Dipping My Toes Into Politics

Thoughts on current events with great help from FoxNews and its fair and balanced journalists. This blog will focus mainly on the current Presidential election and the United Nations Oil-For-Food scandal. Occasional bouts of folly and conspiratorial fun will abound. Links to the original articles are provided in the main title of each post. FoxNews Oil-For-Food documents have been posted here in chronological order for further study and examination of the unfolding scandal.

Monday, March 10, 2003

Saddam's French Connection

Saddam's French Connection
From the March 10, 2003 Issue: Does the Iraqi Dictator Have the Goods on French Politicians?
The Weekly Standard
by Melana Zyla Vickers
03/10/2003, Volume 008, Issue 25


Saddam with Chirac (far right) in France in 1975

AS FRANCE'S political leaders feign high-mindedness in their opposition to waging war in Iraq, could it be that a little-publicized threat of blackmail--issued by none other than Saddam Hussein a year after France sided with the United States in the first Gulf War--weighs ever so slightly in the back of their minds?

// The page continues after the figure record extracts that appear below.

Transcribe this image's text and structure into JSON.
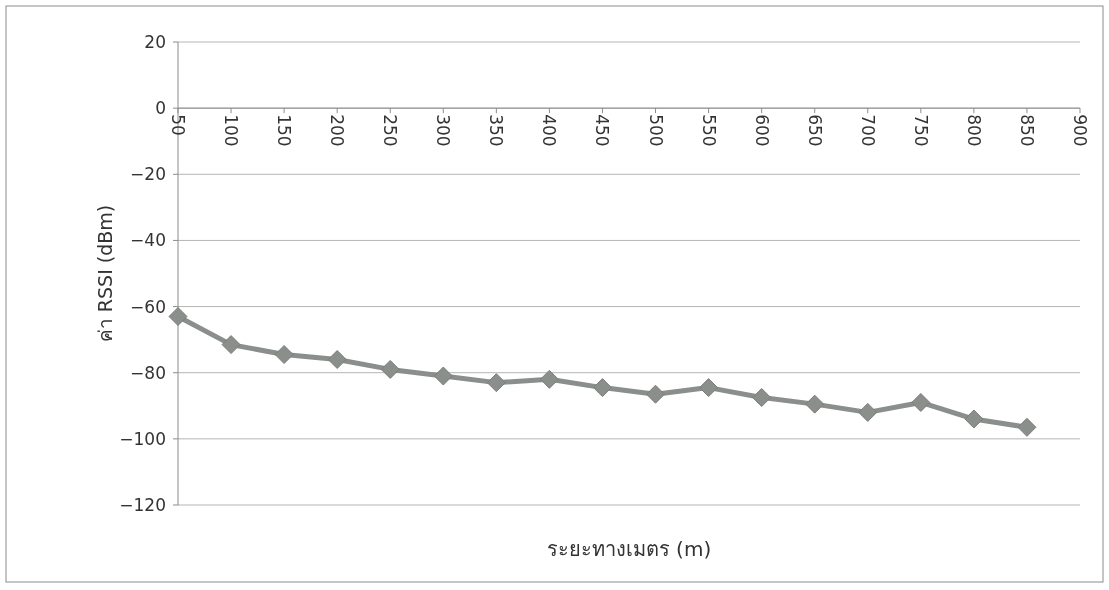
{
  "chart_data": {
    "type": "line",
    "xlabel": "ระยะทางเมตร (m)",
    "ylabel": "ค่า RSSI (dBm)",
    "categories": [
      "50",
      "100",
      "150",
      "200",
      "250",
      "300",
      "350",
      "400",
      "450",
      "500",
      "550",
      "600",
      "650",
      "700",
      "750",
      "800",
      "850",
      "900"
    ],
    "series": [
      {
        "color": "#8a8f8c",
        "values": [
          -63,
          -71.5,
          -74.5,
          -76,
          -79,
          -81,
          -83,
          -82,
          -84.5,
          -86.5,
          -84.5,
          -87.5,
          -89.5,
          -92,
          -89,
          -94,
          -96.5,
          null
        ]
      }
    ],
    "ylim": [
      -120,
      20
    ],
    "yticks": [
      -120,
      -100,
      -80,
      -60,
      -40,
      -20,
      0,
      20
    ],
    "grid": "y",
    "marker": "diamond",
    "line_style": "solid"
  }
}
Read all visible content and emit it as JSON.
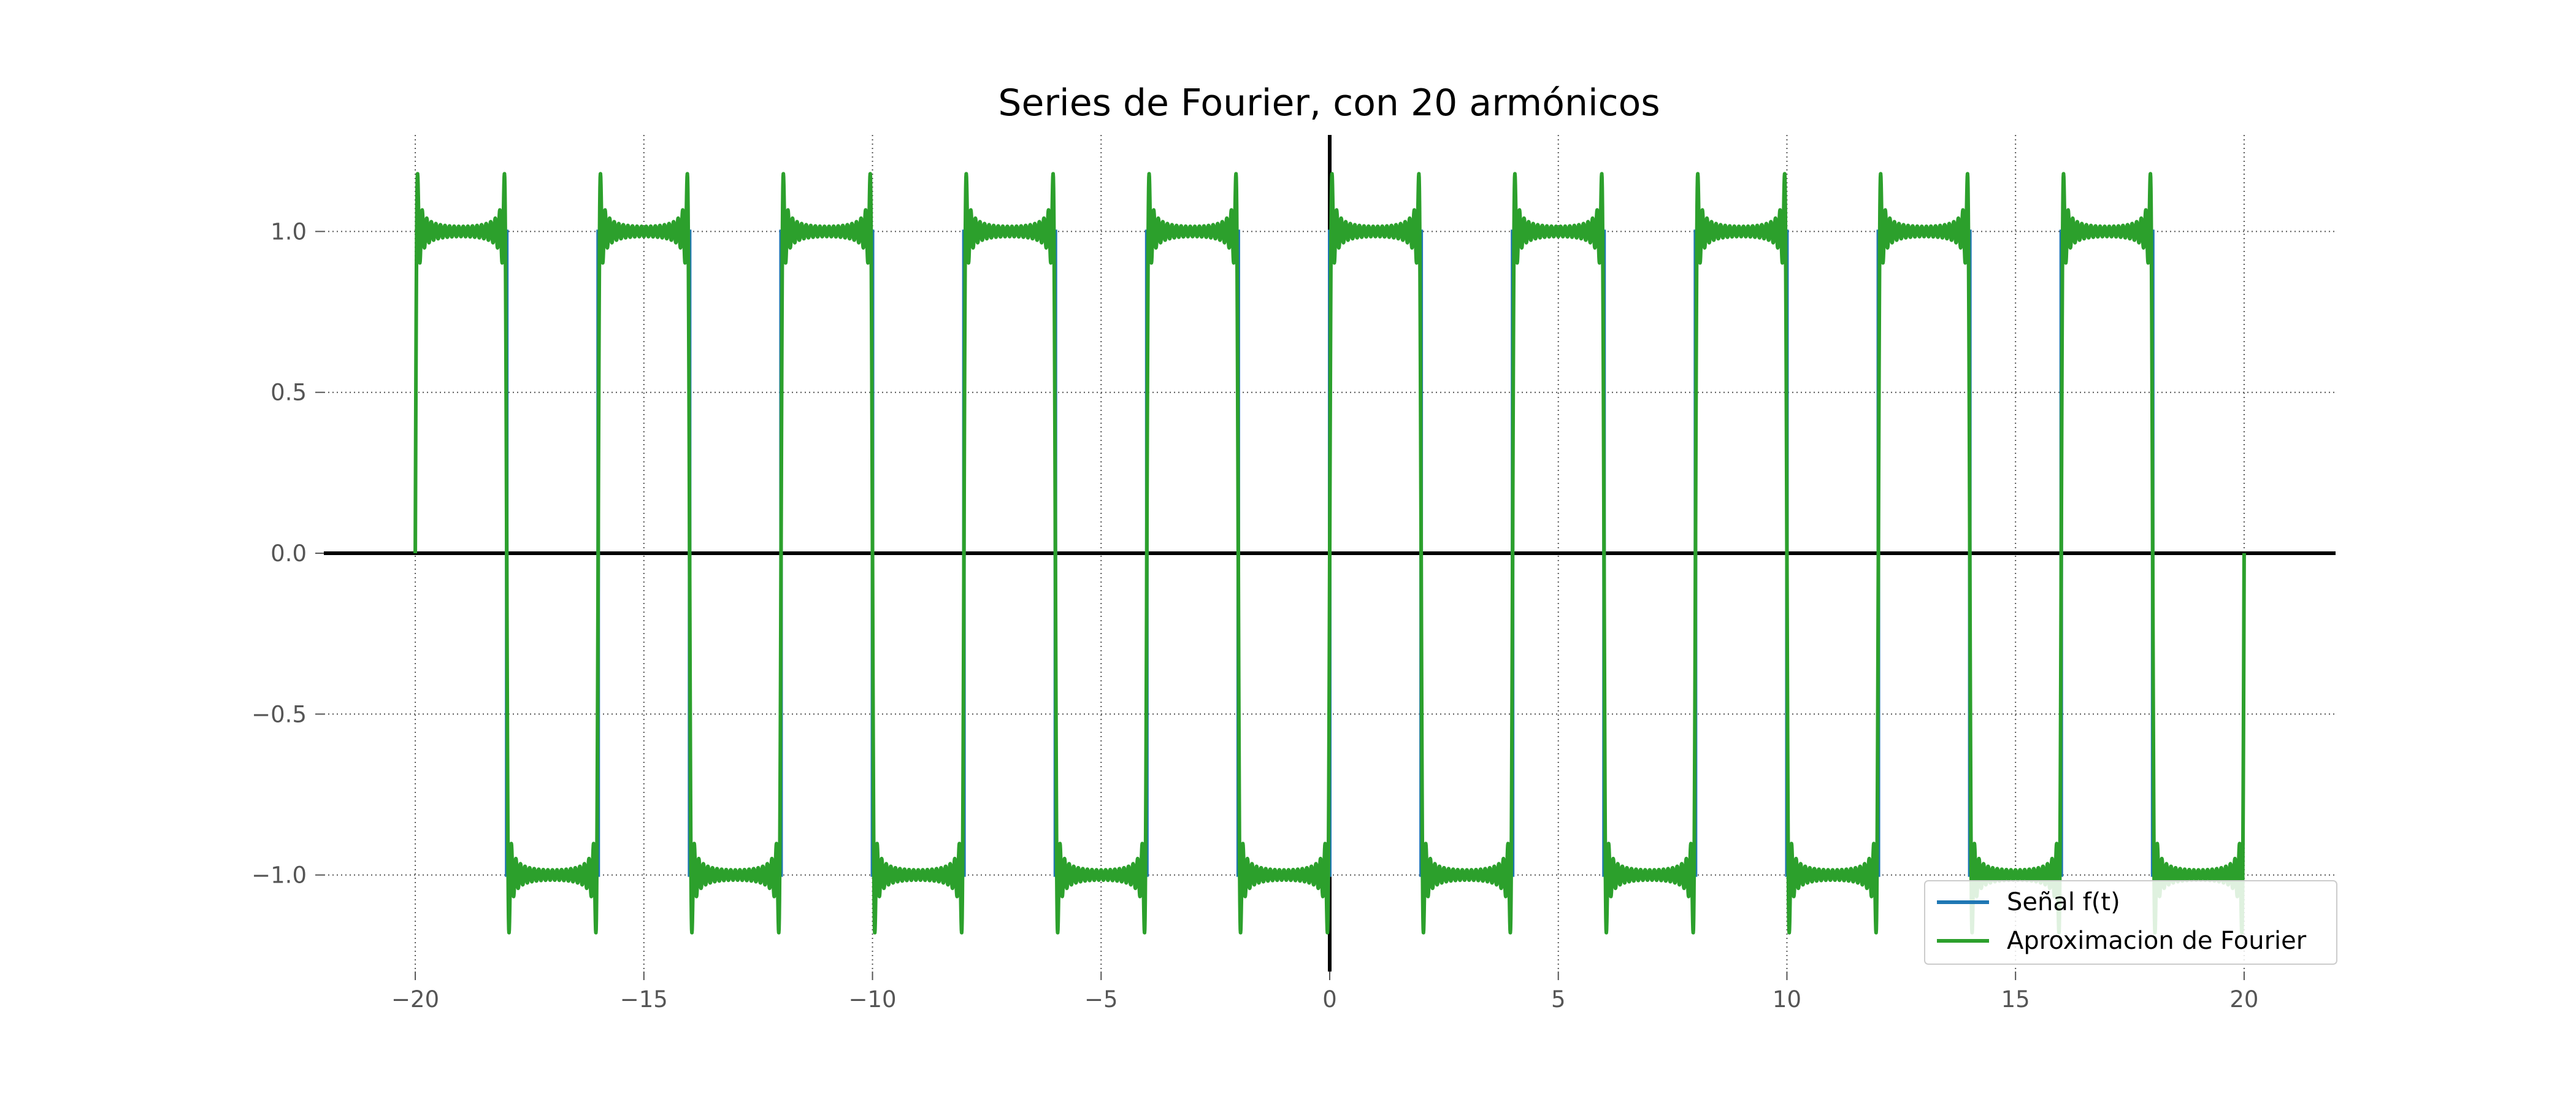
{
  "chart_data": {
    "type": "line",
    "title": "Series de Fourier, con 20 armónicos",
    "xlabel": "",
    "ylabel": "",
    "xlim": [
      -22,
      22
    ],
    "ylim": [
      -1.3,
      1.3
    ],
    "x_ticks": [
      -20,
      -15,
      -10,
      -5,
      0,
      5,
      10,
      15,
      20
    ],
    "x_tick_labels": [
      "−20",
      "−15",
      "−10",
      "−5",
      "0",
      "5",
      "10",
      "15",
      "20"
    ],
    "y_ticks": [
      1.0,
      0.5,
      0.0,
      -0.5,
      -1.0
    ],
    "y_tick_labels": [
      "1.0",
      "0.5",
      "0.0",
      "−0.5",
      "−1.0"
    ],
    "grid": true,
    "grid_style": "dotted",
    "zero_axes": true,
    "legend_position": "lower-right",
    "series": [
      {
        "name": "Señal f(t)",
        "color": "#1f77b4",
        "kind": "square-wave",
        "period": 4,
        "amplitude": 1,
        "domain": [
          -20,
          20
        ],
        "points_x": [
          -20,
          -18,
          -18,
          -16,
          -16,
          -14,
          -14,
          -12,
          -12,
          -10,
          -10,
          -8,
          -8,
          -6,
          -6,
          -4,
          -4,
          -2,
          -2,
          0,
          0,
          2,
          2,
          4,
          4,
          6,
          6,
          8,
          8,
          10,
          10,
          12,
          12,
          14,
          14,
          16,
          16,
          18,
          18,
          20
        ],
        "points_y": [
          1,
          1,
          -1,
          -1,
          1,
          1,
          -1,
          -1,
          1,
          1,
          -1,
          -1,
          1,
          1,
          -1,
          -1,
          1,
          1,
          -1,
          -1,
          1,
          1,
          -1,
          -1,
          1,
          1,
          -1,
          -1,
          1,
          1,
          -1,
          -1,
          1,
          1,
          -1,
          -1,
          1,
          1,
          -1,
          -1
        ]
      },
      {
        "name": "Aproximacion de Fourier",
        "color": "#2ca02c",
        "kind": "fourier-series",
        "harmonics": 20,
        "period": 4,
        "domain": [
          -20,
          20
        ],
        "formula": "sum over n=1..20, odd n: (4/(n*pi)) * sin(n*pi*t/2)",
        "peak_overshoot": 1.18
      }
    ]
  }
}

The threat by the Iraqi leader, published here for the first time in English, was reported in a 1992 French book, now out of print, titled "Notre Allié Saddam" (Our Ally Saddam). Here's what Saddam said:

As for financiers, industrialists and above all those responsible for military industry, the question must be put to French politicians: Who did not benefit from these business contracts and relationships with Iraq? . . . With respect to the politicians, one need only refer back to the declarations of all the political parties of France, Right and Left. All were happy to brag about their friendship with Iraq and to refer to common interests. From Mr. Chirac [now the center-right president] to Mr. Chevenement [the socialist former defense minister] . . . politicians and economic leaders were in open competition to spend time with us and flatter us. We have now grasped the reality of the situation [of France's support for the 1991 Gulf War, a betrayal in Saddam's eyes]. If the trickery continues, we will be forced to unmask them, all of them, before the French public.


Author-journalists Claude Angeli and Stéphanie Mesnier had prompted this response by asking Saddam about financial ties between his regime and French industrialists and politicians, specifically inquiring: "Has Iraq financially supported French politicians and political parties?"

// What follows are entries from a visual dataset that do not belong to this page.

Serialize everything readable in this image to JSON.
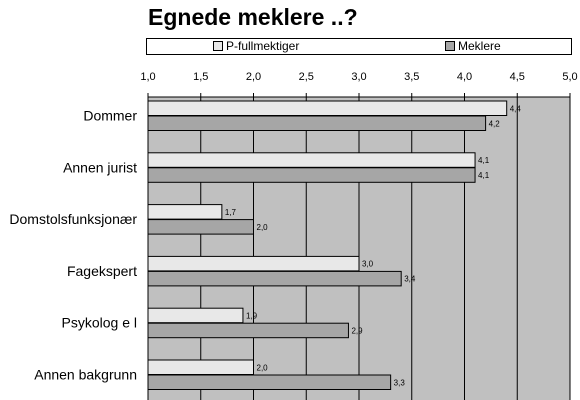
{
  "chart_data": {
    "type": "bar",
    "orientation": "horizontal",
    "title": "Egnede meklere ..?",
    "categories": [
      "Dommer",
      "Annen jurist",
      "Domstolsfunksjonær",
      "Fagekspert",
      "Psykolog e l",
      "Annen bakgrunn"
    ],
    "series": [
      {
        "name": "P-fullmektiger",
        "color": "#e8e8e8",
        "values": [
          4.4,
          4.1,
          1.7,
          3.0,
          1.9,
          2.0
        ],
        "labels": [
          "4,4",
          "4,1",
          "1,7",
          "3,0",
          "1,9",
          "2,0"
        ]
      },
      {
        "name": "Meklere",
        "color": "#a6a6a6",
        "values": [
          4.2,
          4.1,
          2.0,
          3.4,
          2.9,
          3.3
        ],
        "labels": [
          "4,2",
          "4,1",
          "2,0",
          "3,4",
          "2,9",
          "3,3"
        ]
      }
    ],
    "xlim": [
      1.0,
      5.0
    ],
    "xticks": [
      1.0,
      1.5,
      2.0,
      2.5,
      3.0,
      3.5,
      4.0,
      4.5,
      5.0
    ],
    "xtick_labels": [
      "1,0",
      "1,5",
      "2,0",
      "2,5",
      "3,0",
      "3,5",
      "4,0",
      "4,5",
      "5,0"
    ],
    "axis_position": "top",
    "grid": true,
    "legend": "top",
    "plot_background": "#c0c0c0"
  }
}
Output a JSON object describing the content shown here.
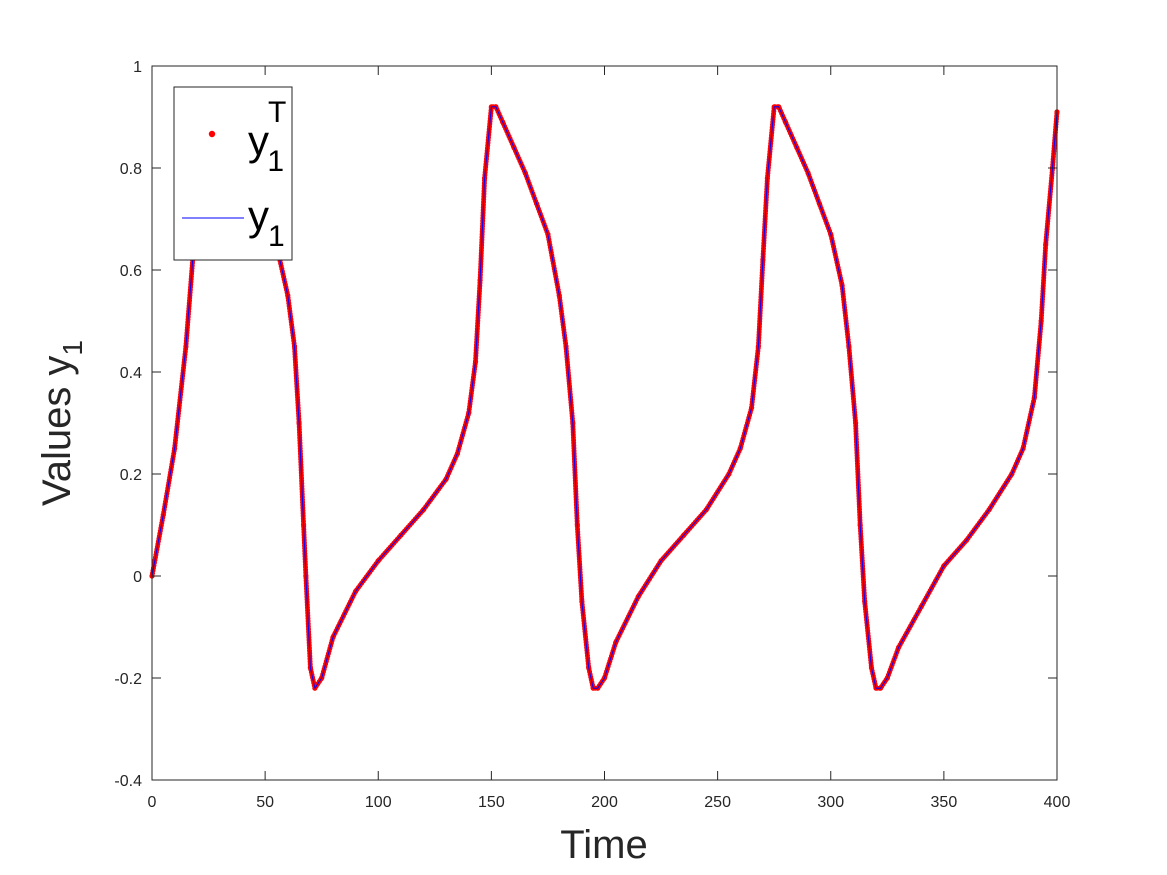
{
  "chart_data": {
    "type": "line",
    "title": "",
    "xlabel": "Time",
    "ylabel": {
      "base": "Values y",
      "sub": "1"
    },
    "xlim": [
      0,
      400
    ],
    "ylim": [
      -0.4,
      1
    ],
    "xticks": [
      0,
      50,
      100,
      150,
      200,
      250,
      300,
      350,
      400
    ],
    "xtick_labels": [
      "0",
      "50",
      "100",
      "150",
      "200",
      "250",
      "300",
      "350",
      "400"
    ],
    "yticks": [
      -0.4,
      -0.2,
      0,
      0.2,
      0.4,
      0.6,
      0.8,
      1
    ],
    "ytick_labels": [
      "-0.4",
      "-0.2",
      "0",
      "0.2",
      "0.4",
      "0.6",
      "0.8",
      "1"
    ],
    "grid": false,
    "legend_position": "top-left",
    "legend": [
      {
        "base": "y",
        "sub": "1",
        "sup": "T",
        "marker": "dot",
        "color": "#ff0000"
      },
      {
        "base": "y",
        "sub": "1",
        "sup": "",
        "marker": "line",
        "color": "#0000ff"
      }
    ],
    "series": [
      {
        "name": "y1T",
        "style": "dots",
        "color": "#ff0000",
        "x": [
          0,
          5,
          10,
          15,
          18,
          22,
          28,
          35,
          42,
          50,
          55,
          60,
          63,
          65,
          67,
          68,
          70,
          72,
          75,
          80,
          90,
          100,
          110,
          120,
          130,
          135,
          140,
          143,
          145,
          147,
          150,
          152,
          155,
          160,
          165,
          170,
          175,
          180,
          183,
          186,
          188,
          190,
          193,
          195,
          197,
          200,
          205,
          215,
          225,
          235,
          245,
          255,
          260,
          265,
          268,
          270,
          272,
          275,
          277,
          280,
          285,
          290,
          295,
          300,
          305,
          308,
          311,
          313,
          315,
          318,
          320,
          322,
          325,
          330,
          340,
          350,
          360,
          370,
          380,
          385,
          390,
          393,
          395,
          398,
          400
        ],
        "y": [
          0,
          0.12,
          0.25,
          0.45,
          0.62,
          0.8,
          0.92,
          0.88,
          0.82,
          0.72,
          0.65,
          0.55,
          0.45,
          0.3,
          0.1,
          0.0,
          -0.18,
          -0.22,
          -0.2,
          -0.12,
          -0.03,
          0.03,
          0.08,
          0.13,
          0.19,
          0.24,
          0.32,
          0.42,
          0.58,
          0.78,
          0.92,
          0.92,
          0.89,
          0.84,
          0.79,
          0.73,
          0.67,
          0.55,
          0.45,
          0.3,
          0.1,
          -0.05,
          -0.18,
          -0.22,
          -0.22,
          -0.2,
          -0.13,
          -0.04,
          0.03,
          0.08,
          0.13,
          0.2,
          0.25,
          0.33,
          0.45,
          0.62,
          0.78,
          0.92,
          0.92,
          0.89,
          0.84,
          0.79,
          0.73,
          0.67,
          0.57,
          0.45,
          0.3,
          0.1,
          -0.05,
          -0.18,
          -0.22,
          -0.22,
          -0.2,
          -0.14,
          -0.06,
          0.02,
          0.07,
          0.13,
          0.2,
          0.25,
          0.35,
          0.5,
          0.65,
          0.8,
          0.91
        ]
      },
      {
        "name": "y1",
        "style": "line",
        "color": "#0000ff",
        "x": [
          0,
          5,
          10,
          15,
          18,
          22,
          28,
          35,
          42,
          50,
          55,
          60,
          63,
          65,
          67,
          68,
          70,
          72,
          75,
          80,
          90,
          100,
          110,
          120,
          130,
          135,
          140,
          143,
          145,
          147,
          150,
          152,
          155,
          160,
          165,
          170,
          175,
          180,
          183,
          186,
          188,
          190,
          193,
          195,
          197,
          200,
          205,
          215,
          225,
          235,
          245,
          255,
          260,
          265,
          268,
          270,
          272,
          275,
          277,
          280,
          285,
          290,
          295,
          300,
          305,
          308,
          311,
          313,
          315,
          318,
          320,
          322,
          325,
          330,
          340,
          350,
          360,
          370,
          380,
          385,
          390,
          393,
          395,
          398,
          400
        ],
        "y": [
          0,
          0.12,
          0.25,
          0.45,
          0.62,
          0.8,
          0.92,
          0.88,
          0.82,
          0.72,
          0.65,
          0.55,
          0.45,
          0.3,
          0.1,
          0.0,
          -0.18,
          -0.22,
          -0.2,
          -0.12,
          -0.03,
          0.03,
          0.08,
          0.13,
          0.19,
          0.24,
          0.32,
          0.42,
          0.58,
          0.78,
          0.92,
          0.92,
          0.89,
          0.84,
          0.79,
          0.73,
          0.67,
          0.55,
          0.45,
          0.3,
          0.1,
          -0.05,
          -0.18,
          -0.22,
          -0.22,
          -0.2,
          -0.13,
          -0.04,
          0.03,
          0.08,
          0.13,
          0.2,
          0.25,
          0.33,
          0.45,
          0.62,
          0.78,
          0.92,
          0.92,
          0.89,
          0.84,
          0.79,
          0.73,
          0.67,
          0.57,
          0.45,
          0.3,
          0.1,
          -0.05,
          -0.18,
          -0.22,
          -0.22,
          -0.2,
          -0.14,
          -0.06,
          0.02,
          0.07,
          0.13,
          0.2,
          0.25,
          0.35,
          0.5,
          0.65,
          0.8,
          0.91
        ]
      }
    ]
  }
}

It's a query that has come up periodically in the French press, and been hotly denied by French politicians. Reporters such as Angeli, and others at newspapers such as Le Monde, Libération, and La Tribune, have documented tangential links, but are still searching for a smoking gun. And, in an outcome that has become a traditional feature of French corruption investigations--such as the 1998 parliamentary inquiry into the role of French oil companies in the country's foreign policy, as well as a 2001 judicial inquiry into political-party financing--few whistle-blowers have turned up, let alone paper trails.

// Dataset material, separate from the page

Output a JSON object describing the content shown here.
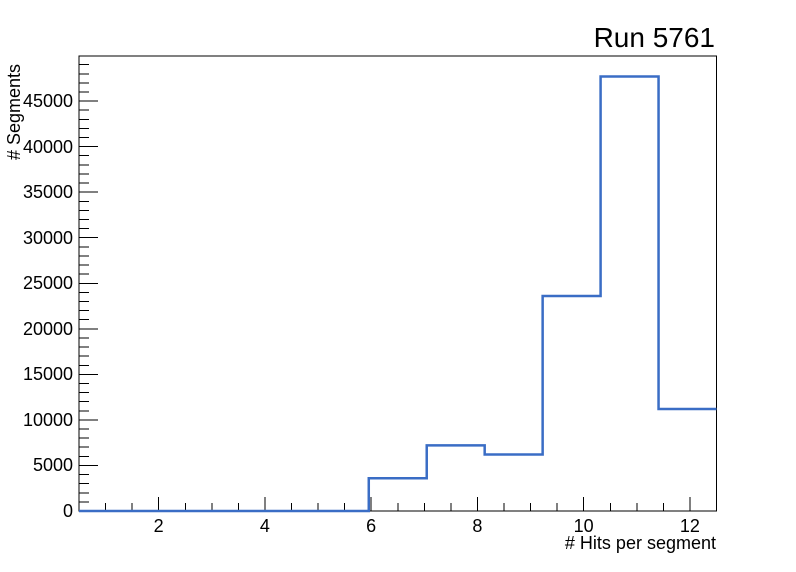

What is known is this: French businesses, led by the oil conglomerates, established warm and profitable relationships with Iraq's Baathist regime dating back to the 1970s, when Iraq ditched Anglo-American companies and nationalized its oil industry. Again, after the 1991 Gulf War, French companies moved aggressively into the business channels opened up by the U.N.'s oil-for-food deal with Iraq. France's defense industry has also profited from sales to Iraq. What's the difference between this and, say, past U.S. commercial ties to Baghdad? The socialist economic model that links both France and Iraq: As is widely documented, few business deals between the state-controlled conglomerates are made without heavy massaging by French politicians.

So, if there's something to the line of questioning about financial support from Baghdad to Paris--and decades of cozy relations among leading politicians certainly suggests it's worth finding out--then what could be worse for France's top political dogs than to be outed by Saddam himself?

He has threatened to expose all ties if they should betray him by supporting war again. Lo and behold, France's leaders continue to oppose disarming Saddam by force, even as their stance meets criticism from their own backbenchers and harms France's relations with its European neighbors.

The trouble with this appeasement strategy--if indeed the French pols are hiding something--is that they'll probably get caught anyway. After Saddam is ousted from Baghdad, the dissidents who take power are sure to open up the country's archives, East Germany-style, and expose any complicity and impropriety that oiled the channels between France and the Iraqi ancien régime.

Better for the French ruling class to come clean now. That's the only way it can salvage any dignity at all.

Melana Zyla Vickers is a columnist at TechCentralStation.com and a senior fellow at the Independent Women's Forum.